In Düsseldorf reagiert man freundlich
Schäuble hat dieses Modell bisher nur grob skizziert. Ob die Einbeziehung der kompletten Kommunalfinanzen in den Ausgleich machbar ist, steht dahin. Baden-Württemberg, Bayern und Hessen haben das bisher strikt abgelehnt. In Düsseldorf stößt Schäuble dagegen eher auf Zustimmung. Landesfinanzminister Norbert Walter-Borjans (SPD) sagt, aus Sicht Nordrhein-Westfalens sei „die geplante Aufgabe zwei getrennter Ausgleichssysteme für die Umsatzsteuer und die übrigen Steuereinnahmen ein wichtiger Schritt in die richtige Richtung“. NRW zahlt beim Umsatzsteuerausgleich, der ersten Stufe im bisherigen System, noch eine Milliardensumme ein, wird jedoch wegen seiner relativen Schwäche bei anderen Steuerarten in den weiteren Stufen zum Nehmerland. „Wir haben von Anfang an gesagt, dass Nordrhein-Westfalen es nicht länger hinnehmen wird, jedes Jahr netto rund 1,5 Milliarden Euro an andere zu zahlen, aber als Almosenempfänger hingestellt zu werden“, sagt Walter-Borjans.
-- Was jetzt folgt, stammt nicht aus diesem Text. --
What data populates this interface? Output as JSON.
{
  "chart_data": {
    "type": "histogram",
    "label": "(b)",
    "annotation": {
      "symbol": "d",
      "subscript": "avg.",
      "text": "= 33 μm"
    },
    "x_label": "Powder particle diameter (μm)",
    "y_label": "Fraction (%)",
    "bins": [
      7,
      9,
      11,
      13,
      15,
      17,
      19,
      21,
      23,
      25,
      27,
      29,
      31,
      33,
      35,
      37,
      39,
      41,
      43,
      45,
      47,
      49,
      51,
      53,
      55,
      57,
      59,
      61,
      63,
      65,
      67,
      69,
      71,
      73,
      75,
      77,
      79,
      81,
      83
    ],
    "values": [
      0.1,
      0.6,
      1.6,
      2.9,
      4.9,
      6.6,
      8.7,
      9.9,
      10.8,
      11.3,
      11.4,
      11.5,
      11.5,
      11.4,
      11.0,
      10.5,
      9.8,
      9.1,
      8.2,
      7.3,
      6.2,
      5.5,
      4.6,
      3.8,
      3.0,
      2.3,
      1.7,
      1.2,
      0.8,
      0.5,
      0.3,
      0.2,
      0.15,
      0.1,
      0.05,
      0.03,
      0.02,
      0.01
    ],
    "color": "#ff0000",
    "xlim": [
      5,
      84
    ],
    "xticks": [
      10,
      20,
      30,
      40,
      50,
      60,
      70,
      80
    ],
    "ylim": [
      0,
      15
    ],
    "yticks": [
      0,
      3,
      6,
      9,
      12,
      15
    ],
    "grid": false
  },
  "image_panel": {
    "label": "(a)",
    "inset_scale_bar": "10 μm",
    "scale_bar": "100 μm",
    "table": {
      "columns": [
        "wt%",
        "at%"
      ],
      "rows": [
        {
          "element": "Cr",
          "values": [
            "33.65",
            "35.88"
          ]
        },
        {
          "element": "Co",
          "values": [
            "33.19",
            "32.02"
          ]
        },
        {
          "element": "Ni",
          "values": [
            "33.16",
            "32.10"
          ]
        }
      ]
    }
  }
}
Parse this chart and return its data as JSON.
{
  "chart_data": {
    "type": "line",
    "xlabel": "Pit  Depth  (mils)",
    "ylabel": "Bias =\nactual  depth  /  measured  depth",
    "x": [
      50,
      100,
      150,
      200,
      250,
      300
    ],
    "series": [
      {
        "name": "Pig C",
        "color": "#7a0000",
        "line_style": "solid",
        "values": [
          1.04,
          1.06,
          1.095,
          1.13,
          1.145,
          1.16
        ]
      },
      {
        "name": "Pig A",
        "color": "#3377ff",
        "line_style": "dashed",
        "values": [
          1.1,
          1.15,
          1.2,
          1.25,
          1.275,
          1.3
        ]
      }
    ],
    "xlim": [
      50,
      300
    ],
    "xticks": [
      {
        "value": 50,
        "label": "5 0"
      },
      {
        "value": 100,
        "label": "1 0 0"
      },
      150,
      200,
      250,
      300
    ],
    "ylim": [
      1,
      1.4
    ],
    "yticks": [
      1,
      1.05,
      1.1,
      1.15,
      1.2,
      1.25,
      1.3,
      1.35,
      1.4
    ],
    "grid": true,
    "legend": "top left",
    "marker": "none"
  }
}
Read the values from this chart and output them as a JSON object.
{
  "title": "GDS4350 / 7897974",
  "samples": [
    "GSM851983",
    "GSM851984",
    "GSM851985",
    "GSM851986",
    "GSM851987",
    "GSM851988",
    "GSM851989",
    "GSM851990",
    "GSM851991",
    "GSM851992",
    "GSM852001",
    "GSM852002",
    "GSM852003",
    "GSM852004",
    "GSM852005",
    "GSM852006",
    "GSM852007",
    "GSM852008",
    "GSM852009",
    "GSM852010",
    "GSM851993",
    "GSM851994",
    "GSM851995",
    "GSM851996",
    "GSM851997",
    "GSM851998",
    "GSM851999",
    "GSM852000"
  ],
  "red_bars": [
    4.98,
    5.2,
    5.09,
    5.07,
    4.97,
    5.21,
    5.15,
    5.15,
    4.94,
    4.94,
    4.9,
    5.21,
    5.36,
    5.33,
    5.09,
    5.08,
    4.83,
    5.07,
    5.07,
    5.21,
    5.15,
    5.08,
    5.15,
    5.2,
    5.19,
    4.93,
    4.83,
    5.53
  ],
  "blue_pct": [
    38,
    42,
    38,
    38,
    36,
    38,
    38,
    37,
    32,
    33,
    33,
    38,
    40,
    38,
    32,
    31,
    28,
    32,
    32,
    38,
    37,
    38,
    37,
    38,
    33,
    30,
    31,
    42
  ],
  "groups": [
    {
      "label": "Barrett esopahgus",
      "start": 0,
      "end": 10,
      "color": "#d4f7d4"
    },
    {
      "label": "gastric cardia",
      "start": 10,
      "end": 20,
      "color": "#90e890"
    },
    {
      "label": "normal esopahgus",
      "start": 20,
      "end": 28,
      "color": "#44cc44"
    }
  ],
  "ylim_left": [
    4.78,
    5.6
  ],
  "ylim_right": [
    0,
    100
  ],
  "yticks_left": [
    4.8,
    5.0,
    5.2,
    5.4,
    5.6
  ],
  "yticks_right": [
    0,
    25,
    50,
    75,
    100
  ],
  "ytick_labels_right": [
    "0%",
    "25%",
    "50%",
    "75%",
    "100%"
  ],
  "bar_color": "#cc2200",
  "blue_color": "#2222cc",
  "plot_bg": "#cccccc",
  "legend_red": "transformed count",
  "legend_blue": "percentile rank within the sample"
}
Er betont jedoch auch den Effekt dieser Änderung: Es macht die Stärkeren stärker. Der Bund muss daher jene zusätzlichen Mittel ins System pumpen. Walter Borjans sagt, „dazu hat sich der Bundesfinanzminister ausdrücklich bekannt“. Nach de Düsseldorfer Rechnung würde der Bund selbst bei einem Abbau des Soli bis 2030 noch rund 200 Milliarden Euro für die Bundeskasse einnehmen. „Es muss klar sein, dass diese Mittel nicht für die Sanierung des Bundeshaushalts, sondern für Zukunftsinvestitionen in Ost und West eingesetzt werden müssen“, fordert er. Das würde auf eine Bundesförderung nicht nur für den Osten hinauslaufen. Das Fazit von Walter-Borjans: Schäuble habe jetzt „erste bemerkenswerte Ideen präsentiert, mehr aber noch nicht“.